New study into William Golding’s manuscripts and letters to offer fresh insights into the creation of Lord of the Flies
Molly Thatcher, a third-year undergraduate at the University of Exeter, has been awarded a paid internship to bring to a wider audience to one of the most important literary manuscripts of the 20th century.
A yellowing exercise book with the cover ripped off; it may not look especially enticing, but the first draft of William Golding’s Lord of the Flies is one of the treasures held in the University’s Special Collections. Golding was born in Newquay, and spent his entire life in the South West. After winning the Nobel Prize in Literature in 1983, he returned to Cornwall, where he died in 1993. In 2014, his family placed the drafts and notebooks of all his published novels on loan at the University.
Now, thanks to the financial support of the College of Humanities, Molly will transcribe passages from the Lord of the Flies manuscript that had been dropped before publication, as well as correspondence about the novel between Golding and his editor at Faber & Faber, Charles Monteith.

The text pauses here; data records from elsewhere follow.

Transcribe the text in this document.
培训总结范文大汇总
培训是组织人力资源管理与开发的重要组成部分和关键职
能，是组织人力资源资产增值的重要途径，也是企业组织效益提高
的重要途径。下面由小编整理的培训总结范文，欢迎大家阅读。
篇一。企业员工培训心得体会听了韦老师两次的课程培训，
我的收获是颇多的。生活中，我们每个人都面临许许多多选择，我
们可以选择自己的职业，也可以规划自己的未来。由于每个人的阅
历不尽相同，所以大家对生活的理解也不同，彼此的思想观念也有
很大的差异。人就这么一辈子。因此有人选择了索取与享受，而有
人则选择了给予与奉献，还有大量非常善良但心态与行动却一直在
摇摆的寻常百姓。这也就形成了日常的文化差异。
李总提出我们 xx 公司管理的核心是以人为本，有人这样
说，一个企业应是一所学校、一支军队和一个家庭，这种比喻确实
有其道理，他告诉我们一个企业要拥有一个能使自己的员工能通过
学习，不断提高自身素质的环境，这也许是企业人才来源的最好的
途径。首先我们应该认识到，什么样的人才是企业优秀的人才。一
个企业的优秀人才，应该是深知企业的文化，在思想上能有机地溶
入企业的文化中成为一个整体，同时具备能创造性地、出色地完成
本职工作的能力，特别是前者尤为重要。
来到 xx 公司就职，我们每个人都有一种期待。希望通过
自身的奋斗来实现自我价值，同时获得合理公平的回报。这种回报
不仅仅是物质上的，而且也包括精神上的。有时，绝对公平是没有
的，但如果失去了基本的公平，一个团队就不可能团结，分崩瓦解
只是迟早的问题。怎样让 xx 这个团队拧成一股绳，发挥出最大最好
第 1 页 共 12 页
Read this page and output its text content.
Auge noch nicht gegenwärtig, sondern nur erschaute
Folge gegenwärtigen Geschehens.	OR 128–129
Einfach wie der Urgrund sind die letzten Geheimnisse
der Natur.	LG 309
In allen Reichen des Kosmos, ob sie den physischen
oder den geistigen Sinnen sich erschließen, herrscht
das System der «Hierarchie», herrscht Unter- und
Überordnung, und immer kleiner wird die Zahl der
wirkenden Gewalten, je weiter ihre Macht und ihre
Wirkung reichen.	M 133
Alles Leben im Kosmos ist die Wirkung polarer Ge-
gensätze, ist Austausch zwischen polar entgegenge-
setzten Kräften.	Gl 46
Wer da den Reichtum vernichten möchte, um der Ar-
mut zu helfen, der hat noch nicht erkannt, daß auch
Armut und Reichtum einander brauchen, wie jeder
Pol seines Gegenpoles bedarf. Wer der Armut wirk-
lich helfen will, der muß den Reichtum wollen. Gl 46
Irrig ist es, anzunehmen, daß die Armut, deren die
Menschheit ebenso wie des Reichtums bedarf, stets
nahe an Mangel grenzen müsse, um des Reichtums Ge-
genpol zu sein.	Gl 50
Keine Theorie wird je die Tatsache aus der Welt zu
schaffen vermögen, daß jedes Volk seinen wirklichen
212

Prof Tim Kendall, Academic Director of Special Collections, said: “Monteith insisted on a number of changes: a description of nuclear war was cut, as was a more detailed characterisation of Simon, a boy whose mystical powers, in the first draft, allow him to communicate directly with God. Molly’s contribution will be invaluable in helping us to understand how Lord of the Flies evolved from a dog-eared manuscript rejected by countless publishers into one of most influential novels of the last century.”
Molly said: “I am looking forward to getting started, and drawing out a more complex understanding of how this monumental classic came into being. Threats of nuclear war and images of apocalyptic burning forests still permeate the social consciousness, making this prestigious project work invaluable. By considering the editorial revisions of the novel, from concept to print, the project will hopefully highlight the contemporary discourses of power, and ultimately invite comparison to modern debates.”